Importantly, although PMS is distinct from TOS, it is often subsumed under the latter condition. In PMS the patient presents with pain, weakness, cyanosis, numbness, paresthesia, and swelling of the upper extremity. The causes of PMS may be associated with trauma, sports injuries, repetitive movements, weight lifting, or be idiopathic.

Figure 6. Drawing showing how the pectoralis minor could compress the axillary vein. Modified with permission from an original image by Dr. Phil Sizer.

Deep to the PM are the axillary artery and vein and the cords of the brachial plexus. EMG is usually normal in PMS and can be used to rule out neurological conditions.
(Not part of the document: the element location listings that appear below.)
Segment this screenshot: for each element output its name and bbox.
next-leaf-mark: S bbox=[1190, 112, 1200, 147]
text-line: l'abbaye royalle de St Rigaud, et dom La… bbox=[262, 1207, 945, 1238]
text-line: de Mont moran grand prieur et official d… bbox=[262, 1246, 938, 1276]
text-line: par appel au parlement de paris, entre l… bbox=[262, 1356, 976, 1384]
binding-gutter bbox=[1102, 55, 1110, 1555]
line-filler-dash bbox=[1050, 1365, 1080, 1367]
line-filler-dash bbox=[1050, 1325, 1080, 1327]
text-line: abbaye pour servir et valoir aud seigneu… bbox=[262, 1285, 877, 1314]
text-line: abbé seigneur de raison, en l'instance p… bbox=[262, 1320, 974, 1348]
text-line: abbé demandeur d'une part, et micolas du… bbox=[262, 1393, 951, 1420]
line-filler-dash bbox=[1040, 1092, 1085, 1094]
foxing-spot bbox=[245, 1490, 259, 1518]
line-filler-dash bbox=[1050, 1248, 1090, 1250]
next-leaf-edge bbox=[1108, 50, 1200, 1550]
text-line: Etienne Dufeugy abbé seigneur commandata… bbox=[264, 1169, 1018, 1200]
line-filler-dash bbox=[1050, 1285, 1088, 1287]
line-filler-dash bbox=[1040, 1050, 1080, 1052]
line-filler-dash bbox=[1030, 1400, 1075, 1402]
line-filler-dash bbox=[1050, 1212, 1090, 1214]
Although duplex ultrasonography is sensitive for detecting venous thrombosis, it may not identify a subtle degree of compression as in this case. Instead, dynamic venography is considered the most helpful diagnostic tool in PM. In this “radiographic” procedure, an x-ray is taken of the patient before and after the injection of iodinated contrast material (by catheter into the basilic vein in this case). A digital algorithm then subtracts the pre-injection image from a post-injection image. Pixels in the images that do not change between the two essentially disappear and what remains visible on the screen is the veins filled with contrast material. For the patient in this case, this procedure clearly showed the venous obstruction.

Treatment procedures for PMS range from PM stretching, to PM injection block. When such conservative measures fail, PMT becomes the treatment of choice. Rather than the axillary approach to the PM as done for this patient, the PM tendon could be transected via an infraclavicular approach. However, the latter technique risks injury to the intercostobrachial nerve. Recovery time form PMT is often just a few days, with a recommendation that the patient refrain from using the arm for activities above the level of the shoulder for 2-3 months to permit adherence of the resected PM muscle to the chest wall.

Figure 7. Cadaver photograph showing superficial veins of the upper limb, the cephalic vein on the left penetrates the deltopectoral groove to join the axillary artery; the basilic vein on the left pierces the deep fascia of arm to become brachial vein.